I recently bought my first pair of off-the-peg reading glasses. I have now reached peak middle age. My adult daughter, however, has suggested that won’t fully arrive until I attach the glasses to a cord around my neck. From then on, there’ll be no looking back.
I now stand at a clear two generations’ distance from my students. Firmly anchored in the glories of Generation X, I am surrounded by colleagues who are millennials, together facing students from the far shores of Gen Z.
In another few years it’ll be Generation Alpha kids in our classrooms. There will then be three generations separating me from my students. That’s a lot. I have learned the hard way that the generation gap is real and very much alive in my life.
There’s a saying that teaching keeps you young and in a way it does, no doubt. But it can also make you feel very old indeed.
I have to admit the scale of the generation gap. When life is changing as dramatically as it is today, we must ask some serious questions about what we are about.
An education revolution which most teachers haven’t even begun to spot is already racing towards them. Some of us are like the dinosaurs who were blithely grazing within the growing shadow of the meteor that was hurtling towards them.
I don’t think the coming change is necessarily all about the STEM drive which recent years have seen. Or not primarily so, at least. Rather, what is ahead may well involve a complete change to the social world and the world of work far more profound than anything which was faced by previous living generations.
So we may soon be forced to consider if our inherited categories even work anymore. The traditional subjects might have had their day and we may soon have to consider which subjects to continue with and which will best equip our students for the coming AI-led workplace.
Supply and demand will do some of that. Some traditional subjects may be facing a significant change. But for those subjects that the AI revolution leaves behind – humanities, arts, languages, et al – there may still be cause for considerable hope.
I for one recall the forlorn promises that advances in technology would free us all up, releasing time from tedium and providing leisure opportunities for everyone. If such a situation were to be realised, then perhaps the more academic, abstract or ethereal of subjects might enjoy a resurgence, embraced once again not for any apparent utilitarian gain but simply for the sheer love of learning and its edifying influence on the human soul.
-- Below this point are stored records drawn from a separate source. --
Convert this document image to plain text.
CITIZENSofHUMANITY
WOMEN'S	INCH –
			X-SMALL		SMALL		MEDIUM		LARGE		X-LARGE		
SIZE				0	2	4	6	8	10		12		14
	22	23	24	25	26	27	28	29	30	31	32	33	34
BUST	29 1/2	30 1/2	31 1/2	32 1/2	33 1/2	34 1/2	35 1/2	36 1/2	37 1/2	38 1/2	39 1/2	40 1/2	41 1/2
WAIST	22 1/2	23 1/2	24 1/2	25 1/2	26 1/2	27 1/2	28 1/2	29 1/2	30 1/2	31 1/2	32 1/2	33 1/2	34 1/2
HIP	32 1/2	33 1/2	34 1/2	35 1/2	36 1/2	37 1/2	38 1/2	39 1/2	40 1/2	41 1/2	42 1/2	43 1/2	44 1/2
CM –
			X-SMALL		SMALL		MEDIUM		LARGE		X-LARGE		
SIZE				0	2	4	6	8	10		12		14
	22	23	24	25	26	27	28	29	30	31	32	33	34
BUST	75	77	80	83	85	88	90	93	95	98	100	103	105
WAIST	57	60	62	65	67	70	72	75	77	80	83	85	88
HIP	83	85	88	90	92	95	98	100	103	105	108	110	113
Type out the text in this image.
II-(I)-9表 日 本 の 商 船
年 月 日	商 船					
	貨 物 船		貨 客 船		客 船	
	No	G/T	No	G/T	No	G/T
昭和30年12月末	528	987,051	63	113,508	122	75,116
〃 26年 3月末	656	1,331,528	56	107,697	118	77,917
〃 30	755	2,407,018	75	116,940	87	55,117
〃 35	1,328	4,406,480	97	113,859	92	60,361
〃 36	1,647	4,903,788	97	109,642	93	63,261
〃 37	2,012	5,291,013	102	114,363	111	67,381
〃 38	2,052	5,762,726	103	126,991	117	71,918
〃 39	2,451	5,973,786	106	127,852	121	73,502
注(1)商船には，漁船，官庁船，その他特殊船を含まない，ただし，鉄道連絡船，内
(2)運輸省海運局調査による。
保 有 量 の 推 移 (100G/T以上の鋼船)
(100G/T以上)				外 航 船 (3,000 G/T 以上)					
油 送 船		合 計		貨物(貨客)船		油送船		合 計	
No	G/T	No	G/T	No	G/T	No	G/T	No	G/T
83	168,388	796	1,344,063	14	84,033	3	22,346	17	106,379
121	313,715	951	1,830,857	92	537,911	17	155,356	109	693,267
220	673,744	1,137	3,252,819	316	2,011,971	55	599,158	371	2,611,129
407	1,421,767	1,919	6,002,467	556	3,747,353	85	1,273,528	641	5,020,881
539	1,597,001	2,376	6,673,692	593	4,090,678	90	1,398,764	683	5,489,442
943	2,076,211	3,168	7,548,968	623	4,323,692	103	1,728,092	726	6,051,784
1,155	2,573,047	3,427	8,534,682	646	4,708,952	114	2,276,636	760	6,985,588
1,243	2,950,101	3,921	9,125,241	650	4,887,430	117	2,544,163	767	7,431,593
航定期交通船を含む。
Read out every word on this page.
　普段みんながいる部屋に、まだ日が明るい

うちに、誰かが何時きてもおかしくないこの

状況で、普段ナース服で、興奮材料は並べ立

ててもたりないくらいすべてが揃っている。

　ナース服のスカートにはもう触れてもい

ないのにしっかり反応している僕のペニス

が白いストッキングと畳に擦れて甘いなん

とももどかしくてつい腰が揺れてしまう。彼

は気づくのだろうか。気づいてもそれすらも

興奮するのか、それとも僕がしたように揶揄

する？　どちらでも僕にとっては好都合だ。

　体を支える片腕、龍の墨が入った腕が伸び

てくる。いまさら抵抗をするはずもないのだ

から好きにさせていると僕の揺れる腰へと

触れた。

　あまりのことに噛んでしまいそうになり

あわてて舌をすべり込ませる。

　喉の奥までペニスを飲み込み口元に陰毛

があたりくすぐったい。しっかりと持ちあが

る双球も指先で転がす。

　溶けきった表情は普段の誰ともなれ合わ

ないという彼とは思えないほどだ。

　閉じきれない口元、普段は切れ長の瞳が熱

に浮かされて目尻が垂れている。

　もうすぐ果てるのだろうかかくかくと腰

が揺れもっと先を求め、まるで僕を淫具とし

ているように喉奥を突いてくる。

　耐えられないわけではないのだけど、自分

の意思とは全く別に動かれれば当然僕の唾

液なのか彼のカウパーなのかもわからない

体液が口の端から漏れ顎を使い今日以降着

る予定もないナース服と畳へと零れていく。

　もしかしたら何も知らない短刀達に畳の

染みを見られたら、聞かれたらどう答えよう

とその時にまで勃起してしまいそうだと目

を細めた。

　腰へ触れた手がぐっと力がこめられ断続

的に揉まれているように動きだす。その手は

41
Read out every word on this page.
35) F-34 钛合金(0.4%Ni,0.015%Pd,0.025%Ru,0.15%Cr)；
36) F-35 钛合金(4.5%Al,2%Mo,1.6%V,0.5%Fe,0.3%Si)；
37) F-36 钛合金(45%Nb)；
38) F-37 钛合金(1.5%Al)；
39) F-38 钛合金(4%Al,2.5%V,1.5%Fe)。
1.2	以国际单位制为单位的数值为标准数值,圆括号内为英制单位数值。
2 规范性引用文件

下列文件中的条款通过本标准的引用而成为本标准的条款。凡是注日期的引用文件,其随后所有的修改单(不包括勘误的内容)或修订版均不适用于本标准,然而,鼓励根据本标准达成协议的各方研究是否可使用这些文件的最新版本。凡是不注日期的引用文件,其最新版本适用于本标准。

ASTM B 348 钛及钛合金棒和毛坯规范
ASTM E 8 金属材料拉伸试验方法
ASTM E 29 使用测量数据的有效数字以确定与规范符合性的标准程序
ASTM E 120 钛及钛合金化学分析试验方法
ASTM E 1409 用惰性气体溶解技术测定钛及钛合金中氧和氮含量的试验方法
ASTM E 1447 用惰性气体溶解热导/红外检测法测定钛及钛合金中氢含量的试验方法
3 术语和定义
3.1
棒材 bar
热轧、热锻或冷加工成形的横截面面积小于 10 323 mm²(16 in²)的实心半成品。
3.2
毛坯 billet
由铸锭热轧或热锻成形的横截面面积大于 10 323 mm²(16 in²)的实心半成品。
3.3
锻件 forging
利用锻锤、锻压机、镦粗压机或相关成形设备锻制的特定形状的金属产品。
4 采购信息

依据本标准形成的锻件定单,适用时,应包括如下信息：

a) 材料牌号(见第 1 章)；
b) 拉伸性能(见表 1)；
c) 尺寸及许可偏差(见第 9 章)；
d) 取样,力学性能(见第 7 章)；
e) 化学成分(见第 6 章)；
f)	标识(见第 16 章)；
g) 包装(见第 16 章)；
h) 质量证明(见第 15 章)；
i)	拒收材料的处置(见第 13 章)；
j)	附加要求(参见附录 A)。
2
One can dream, at least.
Before all this change hits home, there will be some serious and unpleasant upheaval for us all.
I may think I can advise students on future progression routes simply because I have done this job for so long. That’s the point of professional experience, after all. But maybe I have to admit that I am not seeing things so clearly anymore.
The world I think I understand is not the world my students are going to live in. They are entering a workplace that is still in the tumultuous process of being born.
So I’ll be doing them a disservice if I don’t admit I’m short-sighted here. I can see that clearly now. I have to admit the lenses I used to see through may need to dramatically change. My view of the future is rooted firmly in my own past.
Forget the rose-tinted spectacles. In a time of such change as we face today, I may just as well be blind.
Around college buildings all over the country you will often find posters which proudly list all the jobs particular courses could lead people to. But I do not know if those jobs will even exist in 10 years’ time.
So we educationalists have to think it all up from scratch, and do so soon.
I’m starting to get used to my new glasses. I can pop one extended arm thoughtfully between my pursed lips as I ponder.